Founded in 1156 by the Rajput ruler Jaisal and reinforced by subsequent rulers, Jaisalmer Fort was the focus of a number of battles between the Bhatis, the Mughals of Delhi and the Rathores of Jodhpur. You enter the fort from its east side and pass throughfour massive gates on the zigzagging route to the upper part. The fourth gate opens into a large square, Dashera Chowk, where Jaisalmer Fort’s uniqueness becomes apparent: this is a living fort, with about 3000 people
residing within its walls; seventy percent of them are Brahmins and the rest, living primarily on the east side, are predominantly Rajput.. It’s honeycombed with narrow, winding lanes which are lined with houses and temples — along with a large number of handicraft shops, guesthouses, restaurants and massage/beauty parlours. The fort so inspired Bengali filmmaker Satyajit Ray that he wrote a story about it called Shonar Kella (The Golden Fortress), which he later made into a movie.
I also bought a cup made of Habur limestone. This is a fossilised stone which gives it a beautiful appearance. A speciality of this stone is that if you keep milk in ti, it will turn to curd even without adding any jamaavan.
We had lunch at a place called Desert Boys. I had traditional Dal Bati, soaking with ghee (clarified butter). Good reasonable fare.
Patwon ki Haveli
After lunch, we went to Patwon ki Haveli. The Patwas were Jains, extremely religious, drug dealers. They made their money in the opium trade. You can imagine their internal conflicts when you see the temple room within the haveli — it is flanked by a mirrored hall for nautch girls and other ‘manly’ celebrations, and the other side has a false wall to hide opium stash. In any event, their house seemed so much more beautiful and intricate than the kings palace.
The large Patwa Haveli, or Patwon-ki-Haveli (daily 8am–6.30pm; Rs20), down a street to the right a couple of blocks north from the Nathmalji-ki-Haveli, was constructed in the first half of the nineteenth century by the Patwa merchants — five brothers from a Jain family who were bankers and traders in brocade and opium. Five separate suites with individual entrances facing a narrow street are connected from within, and all have flat roof areas — the views are excellent. Traces of stylish wall paintings survive in some rooms, but the building’s most striking features are its exuberantly carved jharokhas, or protruding balconies.

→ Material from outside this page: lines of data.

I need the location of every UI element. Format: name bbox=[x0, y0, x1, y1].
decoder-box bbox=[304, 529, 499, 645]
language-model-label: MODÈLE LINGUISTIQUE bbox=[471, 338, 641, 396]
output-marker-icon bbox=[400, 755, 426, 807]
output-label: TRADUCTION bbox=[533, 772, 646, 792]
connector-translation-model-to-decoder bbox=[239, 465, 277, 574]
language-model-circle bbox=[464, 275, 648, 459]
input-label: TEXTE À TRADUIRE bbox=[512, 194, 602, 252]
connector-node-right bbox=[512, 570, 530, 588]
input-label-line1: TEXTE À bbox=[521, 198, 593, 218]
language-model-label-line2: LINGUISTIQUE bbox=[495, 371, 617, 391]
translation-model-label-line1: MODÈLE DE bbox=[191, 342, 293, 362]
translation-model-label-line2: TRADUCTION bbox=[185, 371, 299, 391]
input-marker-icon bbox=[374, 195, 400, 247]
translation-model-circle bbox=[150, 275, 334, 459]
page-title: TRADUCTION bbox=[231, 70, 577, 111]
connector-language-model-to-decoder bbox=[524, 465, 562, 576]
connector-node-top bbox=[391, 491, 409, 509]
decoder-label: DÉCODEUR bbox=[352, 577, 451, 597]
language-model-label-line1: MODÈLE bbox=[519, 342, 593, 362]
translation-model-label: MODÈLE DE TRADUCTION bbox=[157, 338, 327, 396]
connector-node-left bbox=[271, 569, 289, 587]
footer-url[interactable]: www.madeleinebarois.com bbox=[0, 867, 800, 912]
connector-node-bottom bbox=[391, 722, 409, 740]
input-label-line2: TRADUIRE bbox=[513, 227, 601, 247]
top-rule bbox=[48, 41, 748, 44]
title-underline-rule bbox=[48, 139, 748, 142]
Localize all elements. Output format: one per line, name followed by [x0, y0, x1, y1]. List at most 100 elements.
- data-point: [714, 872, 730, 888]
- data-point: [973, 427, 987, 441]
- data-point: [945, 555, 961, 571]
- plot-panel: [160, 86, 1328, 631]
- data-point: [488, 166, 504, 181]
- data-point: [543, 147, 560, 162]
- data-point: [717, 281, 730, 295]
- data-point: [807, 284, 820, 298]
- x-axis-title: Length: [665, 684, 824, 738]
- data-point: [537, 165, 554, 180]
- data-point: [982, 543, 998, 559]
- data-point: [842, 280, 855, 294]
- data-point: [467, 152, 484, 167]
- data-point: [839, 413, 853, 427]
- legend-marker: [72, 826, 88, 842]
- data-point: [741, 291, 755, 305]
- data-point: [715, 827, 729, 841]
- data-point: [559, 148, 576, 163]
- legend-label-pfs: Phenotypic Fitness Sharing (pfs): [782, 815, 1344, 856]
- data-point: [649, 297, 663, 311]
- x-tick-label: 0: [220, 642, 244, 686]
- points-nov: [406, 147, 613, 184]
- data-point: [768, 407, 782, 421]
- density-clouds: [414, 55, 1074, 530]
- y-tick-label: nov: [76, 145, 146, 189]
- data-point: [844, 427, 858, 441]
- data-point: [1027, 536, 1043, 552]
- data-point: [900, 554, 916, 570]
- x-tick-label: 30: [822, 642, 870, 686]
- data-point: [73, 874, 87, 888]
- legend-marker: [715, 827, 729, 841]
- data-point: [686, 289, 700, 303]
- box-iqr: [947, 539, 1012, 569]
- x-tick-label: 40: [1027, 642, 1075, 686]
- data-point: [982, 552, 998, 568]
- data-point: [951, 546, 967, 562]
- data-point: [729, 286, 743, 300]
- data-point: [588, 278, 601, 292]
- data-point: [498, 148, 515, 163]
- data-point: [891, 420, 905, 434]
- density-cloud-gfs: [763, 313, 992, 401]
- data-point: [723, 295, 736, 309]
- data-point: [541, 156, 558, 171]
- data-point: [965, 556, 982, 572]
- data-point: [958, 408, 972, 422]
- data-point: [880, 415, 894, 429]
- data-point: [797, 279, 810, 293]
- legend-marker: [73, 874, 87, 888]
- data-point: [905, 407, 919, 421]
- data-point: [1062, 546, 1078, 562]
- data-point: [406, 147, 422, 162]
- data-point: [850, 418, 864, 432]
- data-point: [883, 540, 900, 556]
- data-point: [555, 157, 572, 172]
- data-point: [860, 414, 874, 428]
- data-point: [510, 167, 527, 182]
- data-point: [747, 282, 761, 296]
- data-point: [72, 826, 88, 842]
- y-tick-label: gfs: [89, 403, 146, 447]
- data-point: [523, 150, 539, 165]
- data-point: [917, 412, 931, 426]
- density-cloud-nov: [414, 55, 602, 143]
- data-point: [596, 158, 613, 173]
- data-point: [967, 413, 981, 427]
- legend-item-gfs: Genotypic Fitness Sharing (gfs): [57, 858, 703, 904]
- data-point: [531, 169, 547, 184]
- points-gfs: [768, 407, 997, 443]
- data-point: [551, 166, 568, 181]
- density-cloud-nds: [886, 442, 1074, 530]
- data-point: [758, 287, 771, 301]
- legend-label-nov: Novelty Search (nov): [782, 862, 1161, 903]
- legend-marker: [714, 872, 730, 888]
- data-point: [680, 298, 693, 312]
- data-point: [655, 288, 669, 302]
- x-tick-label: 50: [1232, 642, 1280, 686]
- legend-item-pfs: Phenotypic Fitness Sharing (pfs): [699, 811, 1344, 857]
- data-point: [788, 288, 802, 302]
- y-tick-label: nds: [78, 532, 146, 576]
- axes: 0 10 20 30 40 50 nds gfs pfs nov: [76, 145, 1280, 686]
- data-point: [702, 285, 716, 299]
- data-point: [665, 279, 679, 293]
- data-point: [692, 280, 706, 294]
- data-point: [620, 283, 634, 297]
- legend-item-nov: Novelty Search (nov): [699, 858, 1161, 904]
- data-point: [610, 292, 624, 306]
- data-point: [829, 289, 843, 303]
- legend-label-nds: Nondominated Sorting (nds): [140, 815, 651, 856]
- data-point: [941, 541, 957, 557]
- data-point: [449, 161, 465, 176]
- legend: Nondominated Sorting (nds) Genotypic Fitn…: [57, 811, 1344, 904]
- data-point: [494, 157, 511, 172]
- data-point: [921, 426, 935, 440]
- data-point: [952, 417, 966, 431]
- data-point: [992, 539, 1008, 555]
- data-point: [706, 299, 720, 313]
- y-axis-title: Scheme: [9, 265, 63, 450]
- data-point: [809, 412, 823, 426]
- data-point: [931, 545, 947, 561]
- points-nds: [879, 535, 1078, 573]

On the way back, we stopped over at the Gadisar (or Gadi Sagar) lake, on the insistence of our escorts. A simple lake, teeming with catfish. Throw in some bread and be prepared for a gross sight of catfish jumping over each other to get to the crumbs.
South of town through an imposing triple gateway, Gadi Sagar Tank, built in 1367 and flanked with sandstone ghats and temples, was once Jaisalmer’s sole water supply. This peaceful place staring out on the desert hosts the festival of Gangaur in March, when single women fling flowers into the lake and pray for a good husband, and the maharawal heads a procession amid pomp and splendour unchanged for generations. It’s possible to rent boats the rest of the year (daily 8am–9pm; 30min; Rs50–100 for 2–4 people). The gateway over the ghat leading down to the lake, Tilon-ki-Pol, was commissioned in 1909 by a rich courtesan named Tilon, who was famed for her beauty. While it was being built, a group of town prudes went to the maharawal to persuade him that it would be inauspicious to have to access the lake through a gate built with the earnings of a prostitute. The maharawal ordered it dismantled, but Tilon was smarter than him: she had incorporated into the top of the structure a shrine to Vishnu, so that its destruction would be an insult to the god. She won the day and her gate still stands.
That night, after dinner, we left for the railway station and caught the Jaisalmer-Jodhpur Intercity express for Jodhpur.